GIJHSR

Galore International Journal of Health Sciences and Research


Year: 2026 | Month: April-June | Volume: 11 | Issue: 2 | Pages: 128-143

DOI: https://doi.org/10.52403/gijhsr.20260216

Comparison of Opioid-Free versus Opioid-Based Anesthesia on Postoperative Pain and Nausea/Vomiting in Adult Upper Airway, Sinonasal, and Cervical Surgery: A Systematic Review of Randomized Controlled Trials

Hilda Citrajaya

Department of Anesthesiology, BIMC Kuta Hospital, Badung, Bali, Indonesia.
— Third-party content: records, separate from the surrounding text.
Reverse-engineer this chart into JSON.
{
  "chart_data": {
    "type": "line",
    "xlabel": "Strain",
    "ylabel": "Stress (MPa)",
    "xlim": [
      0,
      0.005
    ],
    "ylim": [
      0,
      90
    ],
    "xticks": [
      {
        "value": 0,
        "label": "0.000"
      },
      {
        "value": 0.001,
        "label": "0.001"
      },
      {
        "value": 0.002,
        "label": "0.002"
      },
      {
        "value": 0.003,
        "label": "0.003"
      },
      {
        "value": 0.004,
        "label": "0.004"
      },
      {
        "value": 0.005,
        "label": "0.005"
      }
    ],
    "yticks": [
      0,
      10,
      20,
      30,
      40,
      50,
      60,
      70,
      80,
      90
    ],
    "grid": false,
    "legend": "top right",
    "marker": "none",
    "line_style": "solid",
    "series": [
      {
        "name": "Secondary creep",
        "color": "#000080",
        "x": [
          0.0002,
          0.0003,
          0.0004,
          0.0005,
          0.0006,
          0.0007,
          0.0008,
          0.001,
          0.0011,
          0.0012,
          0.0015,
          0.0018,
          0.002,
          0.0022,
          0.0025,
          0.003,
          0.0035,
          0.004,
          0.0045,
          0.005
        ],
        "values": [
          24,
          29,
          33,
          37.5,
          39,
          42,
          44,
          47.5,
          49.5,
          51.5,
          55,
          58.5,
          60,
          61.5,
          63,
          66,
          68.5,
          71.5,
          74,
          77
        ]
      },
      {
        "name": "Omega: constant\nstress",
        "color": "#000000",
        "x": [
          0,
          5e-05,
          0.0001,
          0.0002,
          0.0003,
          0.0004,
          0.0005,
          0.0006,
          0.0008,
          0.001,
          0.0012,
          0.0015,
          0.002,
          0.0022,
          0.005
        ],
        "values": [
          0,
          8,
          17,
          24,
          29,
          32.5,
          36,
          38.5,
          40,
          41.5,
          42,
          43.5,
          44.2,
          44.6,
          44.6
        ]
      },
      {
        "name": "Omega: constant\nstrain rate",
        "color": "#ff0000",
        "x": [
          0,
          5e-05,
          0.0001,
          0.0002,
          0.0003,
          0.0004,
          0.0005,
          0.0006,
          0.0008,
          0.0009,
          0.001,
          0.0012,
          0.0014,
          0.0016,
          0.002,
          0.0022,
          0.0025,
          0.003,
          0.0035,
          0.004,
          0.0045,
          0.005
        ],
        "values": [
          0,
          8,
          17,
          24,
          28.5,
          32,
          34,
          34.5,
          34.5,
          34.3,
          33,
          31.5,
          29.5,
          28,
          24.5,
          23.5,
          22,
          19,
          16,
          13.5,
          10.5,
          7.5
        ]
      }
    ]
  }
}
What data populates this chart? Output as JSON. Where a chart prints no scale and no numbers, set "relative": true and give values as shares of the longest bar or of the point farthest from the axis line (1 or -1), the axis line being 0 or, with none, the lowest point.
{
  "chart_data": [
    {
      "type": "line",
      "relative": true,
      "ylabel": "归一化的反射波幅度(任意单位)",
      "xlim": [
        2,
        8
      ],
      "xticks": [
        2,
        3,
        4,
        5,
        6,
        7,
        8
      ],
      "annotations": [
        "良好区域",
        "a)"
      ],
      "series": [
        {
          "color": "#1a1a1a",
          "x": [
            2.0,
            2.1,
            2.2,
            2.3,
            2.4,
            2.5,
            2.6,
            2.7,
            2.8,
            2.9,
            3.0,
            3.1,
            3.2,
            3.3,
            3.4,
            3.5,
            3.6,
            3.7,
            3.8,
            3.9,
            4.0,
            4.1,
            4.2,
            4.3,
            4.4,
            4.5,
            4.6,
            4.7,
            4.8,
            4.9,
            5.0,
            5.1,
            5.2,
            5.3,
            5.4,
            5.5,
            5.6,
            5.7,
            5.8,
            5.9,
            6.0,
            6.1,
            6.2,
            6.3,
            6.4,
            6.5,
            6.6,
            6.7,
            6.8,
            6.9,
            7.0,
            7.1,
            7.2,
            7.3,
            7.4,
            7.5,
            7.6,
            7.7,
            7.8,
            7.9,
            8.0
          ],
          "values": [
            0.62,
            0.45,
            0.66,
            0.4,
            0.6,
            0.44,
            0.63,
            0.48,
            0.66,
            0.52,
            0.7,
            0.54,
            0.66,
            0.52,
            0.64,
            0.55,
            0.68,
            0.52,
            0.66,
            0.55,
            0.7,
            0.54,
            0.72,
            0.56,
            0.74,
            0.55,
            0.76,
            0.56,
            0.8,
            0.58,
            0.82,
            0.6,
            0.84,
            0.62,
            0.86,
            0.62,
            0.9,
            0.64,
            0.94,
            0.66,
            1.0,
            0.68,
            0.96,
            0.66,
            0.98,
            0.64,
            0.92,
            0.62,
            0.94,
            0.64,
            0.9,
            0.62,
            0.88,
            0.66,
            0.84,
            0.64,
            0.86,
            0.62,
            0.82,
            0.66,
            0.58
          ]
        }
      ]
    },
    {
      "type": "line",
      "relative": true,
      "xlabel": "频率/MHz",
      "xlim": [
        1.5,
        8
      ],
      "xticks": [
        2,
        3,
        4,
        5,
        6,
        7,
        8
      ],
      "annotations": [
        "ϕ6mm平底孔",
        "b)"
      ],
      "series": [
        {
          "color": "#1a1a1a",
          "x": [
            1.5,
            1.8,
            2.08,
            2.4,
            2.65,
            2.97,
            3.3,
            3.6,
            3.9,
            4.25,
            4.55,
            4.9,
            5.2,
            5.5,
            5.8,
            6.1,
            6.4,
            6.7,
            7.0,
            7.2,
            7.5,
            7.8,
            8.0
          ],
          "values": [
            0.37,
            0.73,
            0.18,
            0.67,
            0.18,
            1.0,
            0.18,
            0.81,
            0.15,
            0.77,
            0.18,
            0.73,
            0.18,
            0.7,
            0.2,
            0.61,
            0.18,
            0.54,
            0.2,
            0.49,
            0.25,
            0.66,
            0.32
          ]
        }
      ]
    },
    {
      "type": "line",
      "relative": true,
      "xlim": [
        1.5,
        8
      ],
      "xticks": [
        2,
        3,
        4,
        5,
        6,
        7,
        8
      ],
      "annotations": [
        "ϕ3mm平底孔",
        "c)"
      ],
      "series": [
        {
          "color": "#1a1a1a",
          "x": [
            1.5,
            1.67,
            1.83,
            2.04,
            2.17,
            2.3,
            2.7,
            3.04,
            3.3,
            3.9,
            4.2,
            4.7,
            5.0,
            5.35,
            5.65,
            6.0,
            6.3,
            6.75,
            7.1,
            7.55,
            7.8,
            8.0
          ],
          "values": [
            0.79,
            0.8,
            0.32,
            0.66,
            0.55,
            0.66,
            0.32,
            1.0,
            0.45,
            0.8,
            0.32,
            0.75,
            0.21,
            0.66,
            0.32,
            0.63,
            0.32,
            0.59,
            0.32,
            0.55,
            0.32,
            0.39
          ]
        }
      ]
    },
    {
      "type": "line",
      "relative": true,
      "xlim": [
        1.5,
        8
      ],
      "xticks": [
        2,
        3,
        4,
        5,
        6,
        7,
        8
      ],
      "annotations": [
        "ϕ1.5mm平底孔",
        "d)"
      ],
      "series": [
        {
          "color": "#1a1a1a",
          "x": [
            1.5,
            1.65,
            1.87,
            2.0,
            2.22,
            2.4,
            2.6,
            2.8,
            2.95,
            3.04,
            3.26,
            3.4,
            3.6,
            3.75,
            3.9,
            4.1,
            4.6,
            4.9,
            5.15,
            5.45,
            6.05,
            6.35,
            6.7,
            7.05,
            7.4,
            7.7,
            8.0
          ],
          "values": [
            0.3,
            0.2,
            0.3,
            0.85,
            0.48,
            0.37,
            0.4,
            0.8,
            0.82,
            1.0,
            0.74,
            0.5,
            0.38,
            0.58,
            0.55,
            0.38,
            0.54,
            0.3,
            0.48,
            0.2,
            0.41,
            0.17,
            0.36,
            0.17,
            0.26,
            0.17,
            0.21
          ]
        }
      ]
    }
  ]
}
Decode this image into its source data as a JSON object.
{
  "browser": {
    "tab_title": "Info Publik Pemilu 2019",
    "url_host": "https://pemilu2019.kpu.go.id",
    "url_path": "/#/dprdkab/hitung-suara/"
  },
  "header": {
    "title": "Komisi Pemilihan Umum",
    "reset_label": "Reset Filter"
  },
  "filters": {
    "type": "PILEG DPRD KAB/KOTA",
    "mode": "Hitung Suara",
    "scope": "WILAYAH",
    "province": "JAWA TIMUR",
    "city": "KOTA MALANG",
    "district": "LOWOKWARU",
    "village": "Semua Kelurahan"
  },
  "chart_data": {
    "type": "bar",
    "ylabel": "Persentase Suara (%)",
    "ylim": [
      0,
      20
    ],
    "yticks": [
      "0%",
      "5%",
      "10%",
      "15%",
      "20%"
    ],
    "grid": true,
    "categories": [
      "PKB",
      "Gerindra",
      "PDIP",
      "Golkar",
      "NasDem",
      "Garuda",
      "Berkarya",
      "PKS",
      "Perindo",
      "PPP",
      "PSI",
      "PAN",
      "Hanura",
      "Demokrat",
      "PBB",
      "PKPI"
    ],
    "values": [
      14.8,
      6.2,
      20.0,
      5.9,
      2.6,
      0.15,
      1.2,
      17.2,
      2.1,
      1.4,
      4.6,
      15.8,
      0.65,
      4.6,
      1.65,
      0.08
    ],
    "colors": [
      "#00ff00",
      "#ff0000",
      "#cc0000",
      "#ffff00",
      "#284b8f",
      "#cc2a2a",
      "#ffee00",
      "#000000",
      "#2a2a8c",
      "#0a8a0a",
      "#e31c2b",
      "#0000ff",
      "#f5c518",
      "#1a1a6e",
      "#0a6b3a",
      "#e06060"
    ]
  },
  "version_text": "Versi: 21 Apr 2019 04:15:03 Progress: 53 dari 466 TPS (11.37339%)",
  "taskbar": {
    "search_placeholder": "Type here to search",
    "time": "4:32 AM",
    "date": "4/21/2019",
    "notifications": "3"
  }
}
Corresponding Author: Hilda Citrajaya

ABSTRACT

Background: Opioid-free anesthesia (OFA) may reduce opioid-related adverse effects, particularly postoperative nausea and vomiting (PONV). Evidence in adult upper airway, sinonasal, and cervical surgery—where PONV-driven Valsalva maneuver can precipitate hemorrhage—has not been synthesized at the randomized-trial level. We compared OFA with opioid-based anesthesia (OBA) for postoperative pain and PONV in this population.
Methods: Following PRISMA 2020, five databases were searched from January 2016 to March 2026 for randomized controlled trials (RCTs) comparing OFA with OBA in adults undergoing elective sinonasal, nasal, or cervical (thyroid/parathyroid) surgery. Co-primary outcomes were postoperative pain and PONV. Two reviewers independently performed screening, extraction, and Cochrane RoB 2 assessment. A narrative synthesis was conducted a priori.
Results: Five RCTs (1,369 patients) were included; dexmedetomidine anchored every OFA regimen. All showed reduced PONV with OFA: the largest trial (endoscopic sinus surgery, n=773) reported 7.0% versus 15.1% (p=0.0021) and a thyroid/parathyroid trial (n=394) 5% versus 24% (p<0.001), with absolute risk reductions of approximately 8–19 percentage points. Pain was non-inferior, with small early advantages generally below the minimum clinically important difference. OFA also reduced rescue analgesia, blood loss, and sore throat. Two trials were low risk of bias, three had some concerns. Because dexmedetomidine has independent antiemetic activity, the PONV benefit cannot be attributed solely to opioid removal; bradycardia and prolonged emergence were more frequent with OFA.
Conclusions: Dexmedetomidine-based OFA is associated with consistently reduced PONV and non-inferior pain control versus OBA, tempered by bradycardia and slower emergence. Adequately powered RCTs with active opioid-sparing comparators and explicit safety endpoints are needed.

Keywords: opioid-free anesthesia; opioid-based anesthesia; postoperative nausea and vomiting; postoperative pain; dexmedetomidine; endoscopic sinus surgery; thyroidectomy; sinonasal surgery; systematic review.